The four plaintiffs — Robyn Bomar, Letina Hall, Jonise Stallings, and Shakera Adkins — were assistant principals in Harford County Public Schools until 2019, when Superintendent Sean Bulson launched a budget-driven restructuring that significantly reduced administrative staff. Under the resulting 2019 Reassignment Plan, all sitting assistant principals had to reapply for their positions through a competitive process that included recorded video and written responses to uniform interview questions, supervisor references, and ranked lists from school principals. None of the four women was selected. They were the only Black women over forty who had applied, and while Black applicants made up roughly 11 percent of the 101-person pool, they accounted for approximately 30 percent of the thirteen applicants not selected.
The women sued the School Board and Superintendent Bulson under Title VII, the Maryland Fair Employment Practices Act, and the Age Discrimination in Employment Act, asserting both disparate-treatment and disparate-impact theories. Hall and Adkins added FMLA retaliation claims, arguing their medical leaves — taken while applications were being evaluated — cost them their positions. All four also alleged retaliation for raising discrimination complaints, and they brought Section 1983 claims against Bulson individually.
The district court, Judge Lydia Kay Griggsby of the District of Maryland, granted summary judgment to the defendants across the board. A per curiam panel of Judges Niemeyer, Gregory, and Berner affirmed in full on April 16, 2026.
On the disparate-treatment claims, the court assumed without deciding that the plaintiffs made out prima facie cases, then held they failed at the pretext stage. The record showed that Bomar ranked seventeenth out of fifty-three secondary applicants, Hall ranked forty-fifth, and Stallings ranked fifty-second; Adkins ranked thirty-fifth out of thirty-nine elementary applicants. Bomar's immediate supervisor did not recommend that she be rehired, noting she had been repeatedly reprimanded. Hall's immediate supervisor recommended her with reservations, and Adkins's immediate supervisor gave her a recommend with reservations reference. Stallings did not appear on any principal's top-five list. The court held the plaintiffs produced no evidence from which a reasonable jury could find those explanations were cover for discrimination.
The disparate-impact claims failed on a different ground. Assuming a prima facie showing that the plan fell more harshly on Black women, the court held the plaintiffs never identified an available alternative employment practice that would have produced less disparate impact while still serving the School Board's legitimate business needs — a burden Title VII places squarely on plaintiffs once an employer justifies its practice by business necessity.

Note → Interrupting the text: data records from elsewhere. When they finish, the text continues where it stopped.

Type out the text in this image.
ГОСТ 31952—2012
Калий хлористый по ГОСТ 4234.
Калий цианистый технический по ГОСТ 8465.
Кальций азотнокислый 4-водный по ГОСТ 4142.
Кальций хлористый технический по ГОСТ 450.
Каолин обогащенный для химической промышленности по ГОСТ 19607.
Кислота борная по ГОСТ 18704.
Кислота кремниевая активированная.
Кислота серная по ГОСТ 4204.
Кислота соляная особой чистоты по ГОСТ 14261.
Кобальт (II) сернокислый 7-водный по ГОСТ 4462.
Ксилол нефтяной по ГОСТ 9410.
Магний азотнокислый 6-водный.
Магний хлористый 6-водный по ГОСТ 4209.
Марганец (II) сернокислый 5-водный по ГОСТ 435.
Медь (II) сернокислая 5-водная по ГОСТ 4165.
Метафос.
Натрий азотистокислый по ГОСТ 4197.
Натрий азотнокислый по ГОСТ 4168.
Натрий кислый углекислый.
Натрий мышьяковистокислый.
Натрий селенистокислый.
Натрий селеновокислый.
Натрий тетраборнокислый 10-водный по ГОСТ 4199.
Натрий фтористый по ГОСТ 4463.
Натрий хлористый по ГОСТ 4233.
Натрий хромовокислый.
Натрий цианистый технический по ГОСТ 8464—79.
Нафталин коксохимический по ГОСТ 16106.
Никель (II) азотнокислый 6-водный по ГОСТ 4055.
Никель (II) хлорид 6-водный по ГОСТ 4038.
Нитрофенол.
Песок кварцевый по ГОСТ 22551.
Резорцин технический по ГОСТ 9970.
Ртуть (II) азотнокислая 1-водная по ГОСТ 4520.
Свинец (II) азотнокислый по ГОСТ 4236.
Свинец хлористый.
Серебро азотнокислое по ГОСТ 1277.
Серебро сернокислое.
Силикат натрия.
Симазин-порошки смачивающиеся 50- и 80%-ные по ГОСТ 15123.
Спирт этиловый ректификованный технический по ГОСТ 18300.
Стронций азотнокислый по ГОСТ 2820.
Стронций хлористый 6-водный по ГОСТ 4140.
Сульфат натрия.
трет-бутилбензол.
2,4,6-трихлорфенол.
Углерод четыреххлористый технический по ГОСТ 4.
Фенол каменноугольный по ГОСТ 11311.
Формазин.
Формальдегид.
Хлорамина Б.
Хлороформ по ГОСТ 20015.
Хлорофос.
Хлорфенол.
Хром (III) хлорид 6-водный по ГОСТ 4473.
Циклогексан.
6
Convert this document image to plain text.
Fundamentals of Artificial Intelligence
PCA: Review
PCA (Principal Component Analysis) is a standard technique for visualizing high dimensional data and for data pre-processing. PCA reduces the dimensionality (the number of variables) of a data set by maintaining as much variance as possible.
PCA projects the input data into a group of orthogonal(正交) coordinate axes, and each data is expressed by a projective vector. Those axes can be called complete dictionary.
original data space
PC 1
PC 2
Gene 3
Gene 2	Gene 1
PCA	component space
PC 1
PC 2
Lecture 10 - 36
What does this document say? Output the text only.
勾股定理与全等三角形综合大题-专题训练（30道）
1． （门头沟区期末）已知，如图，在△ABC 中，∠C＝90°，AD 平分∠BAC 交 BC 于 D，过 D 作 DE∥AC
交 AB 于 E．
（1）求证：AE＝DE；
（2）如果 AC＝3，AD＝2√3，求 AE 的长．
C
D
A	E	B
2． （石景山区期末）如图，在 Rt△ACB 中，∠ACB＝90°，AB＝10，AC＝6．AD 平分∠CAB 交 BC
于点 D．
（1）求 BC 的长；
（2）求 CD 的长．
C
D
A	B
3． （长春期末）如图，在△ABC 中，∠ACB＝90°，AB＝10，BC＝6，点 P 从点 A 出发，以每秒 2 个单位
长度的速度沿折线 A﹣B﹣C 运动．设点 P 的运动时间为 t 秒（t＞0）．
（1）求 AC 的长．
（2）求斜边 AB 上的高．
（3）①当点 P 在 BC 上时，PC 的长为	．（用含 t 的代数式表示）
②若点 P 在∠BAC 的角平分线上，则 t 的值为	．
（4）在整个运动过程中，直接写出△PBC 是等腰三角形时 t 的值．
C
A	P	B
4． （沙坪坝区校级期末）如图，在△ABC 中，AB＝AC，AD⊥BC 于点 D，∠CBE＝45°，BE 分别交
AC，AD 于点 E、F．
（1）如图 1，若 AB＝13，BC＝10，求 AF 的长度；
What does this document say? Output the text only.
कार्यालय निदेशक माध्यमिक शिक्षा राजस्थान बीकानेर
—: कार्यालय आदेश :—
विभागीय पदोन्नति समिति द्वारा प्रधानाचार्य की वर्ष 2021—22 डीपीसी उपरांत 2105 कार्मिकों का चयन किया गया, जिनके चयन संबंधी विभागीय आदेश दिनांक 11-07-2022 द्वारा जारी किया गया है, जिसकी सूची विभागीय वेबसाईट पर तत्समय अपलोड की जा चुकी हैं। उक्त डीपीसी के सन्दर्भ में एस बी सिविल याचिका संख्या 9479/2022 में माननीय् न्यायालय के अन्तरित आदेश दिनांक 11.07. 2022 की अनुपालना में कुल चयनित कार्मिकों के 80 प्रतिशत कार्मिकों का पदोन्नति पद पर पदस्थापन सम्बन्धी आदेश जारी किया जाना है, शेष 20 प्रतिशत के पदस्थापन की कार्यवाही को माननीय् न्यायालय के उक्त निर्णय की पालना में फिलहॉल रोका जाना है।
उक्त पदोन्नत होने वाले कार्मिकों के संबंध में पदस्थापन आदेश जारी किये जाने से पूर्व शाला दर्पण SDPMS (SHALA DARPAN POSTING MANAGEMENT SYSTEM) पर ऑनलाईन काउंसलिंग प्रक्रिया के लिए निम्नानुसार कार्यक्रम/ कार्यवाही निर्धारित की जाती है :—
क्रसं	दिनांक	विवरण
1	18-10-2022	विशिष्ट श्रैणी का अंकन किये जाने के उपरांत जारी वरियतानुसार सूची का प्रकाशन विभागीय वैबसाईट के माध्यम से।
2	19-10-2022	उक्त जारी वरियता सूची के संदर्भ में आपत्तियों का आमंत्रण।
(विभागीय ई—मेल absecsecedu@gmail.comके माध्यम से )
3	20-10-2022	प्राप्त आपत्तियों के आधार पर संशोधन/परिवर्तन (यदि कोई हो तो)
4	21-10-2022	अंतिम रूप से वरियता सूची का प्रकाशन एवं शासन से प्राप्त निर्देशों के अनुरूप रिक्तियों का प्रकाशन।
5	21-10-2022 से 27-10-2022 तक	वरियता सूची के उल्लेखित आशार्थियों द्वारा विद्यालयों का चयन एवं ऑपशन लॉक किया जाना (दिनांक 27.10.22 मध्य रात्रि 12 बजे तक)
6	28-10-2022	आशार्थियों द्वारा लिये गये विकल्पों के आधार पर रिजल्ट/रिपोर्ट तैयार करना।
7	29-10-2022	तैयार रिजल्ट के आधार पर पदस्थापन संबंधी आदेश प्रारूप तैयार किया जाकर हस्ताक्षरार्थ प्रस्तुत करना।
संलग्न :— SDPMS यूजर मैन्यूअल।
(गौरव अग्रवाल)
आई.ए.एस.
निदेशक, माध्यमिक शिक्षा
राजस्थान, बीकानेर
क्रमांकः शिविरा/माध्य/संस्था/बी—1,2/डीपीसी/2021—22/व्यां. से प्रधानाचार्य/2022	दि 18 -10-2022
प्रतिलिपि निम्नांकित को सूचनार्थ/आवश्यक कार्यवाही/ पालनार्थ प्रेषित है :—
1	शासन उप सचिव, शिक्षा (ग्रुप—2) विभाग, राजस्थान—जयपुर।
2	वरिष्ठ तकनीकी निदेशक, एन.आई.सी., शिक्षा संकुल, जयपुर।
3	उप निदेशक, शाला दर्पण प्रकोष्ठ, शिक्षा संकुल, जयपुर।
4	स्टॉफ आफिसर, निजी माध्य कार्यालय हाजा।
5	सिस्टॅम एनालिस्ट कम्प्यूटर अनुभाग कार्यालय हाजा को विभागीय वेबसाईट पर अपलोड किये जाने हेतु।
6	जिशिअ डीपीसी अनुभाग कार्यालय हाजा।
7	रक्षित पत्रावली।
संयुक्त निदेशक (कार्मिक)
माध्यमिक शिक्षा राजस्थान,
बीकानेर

The retaliation claims fared no better. The Title VII and MFEPA retaliation claims failed at the prima facie stage because the plaintiffs produced no evidence that School Board decision-makers knew of their protected complaints before taking the adverse actions — a ground the Fourth Circuit noted differed from the district court's basis for dismissal. Hall and Adkins cleared the prima facie bar on their FMLA claims tied to the 2019 plan — their leaves and their receipt of non-selection letters in June 2019 were sufficiently close in time — but the court held they could not show the School Board's performance-based explanations were pretextual. Their separate FMLA claims based on exclusion from the applicant pool in 2020 and 2021 failed because more than a year separated their leave from those later exclusions, a gap the court held insufficient to support a causal inference without additional evidence. The Section 1983 claims against Bulson fell with the Title VII claims.
The opinion is unpublished and carries no precedential weight in the circuit.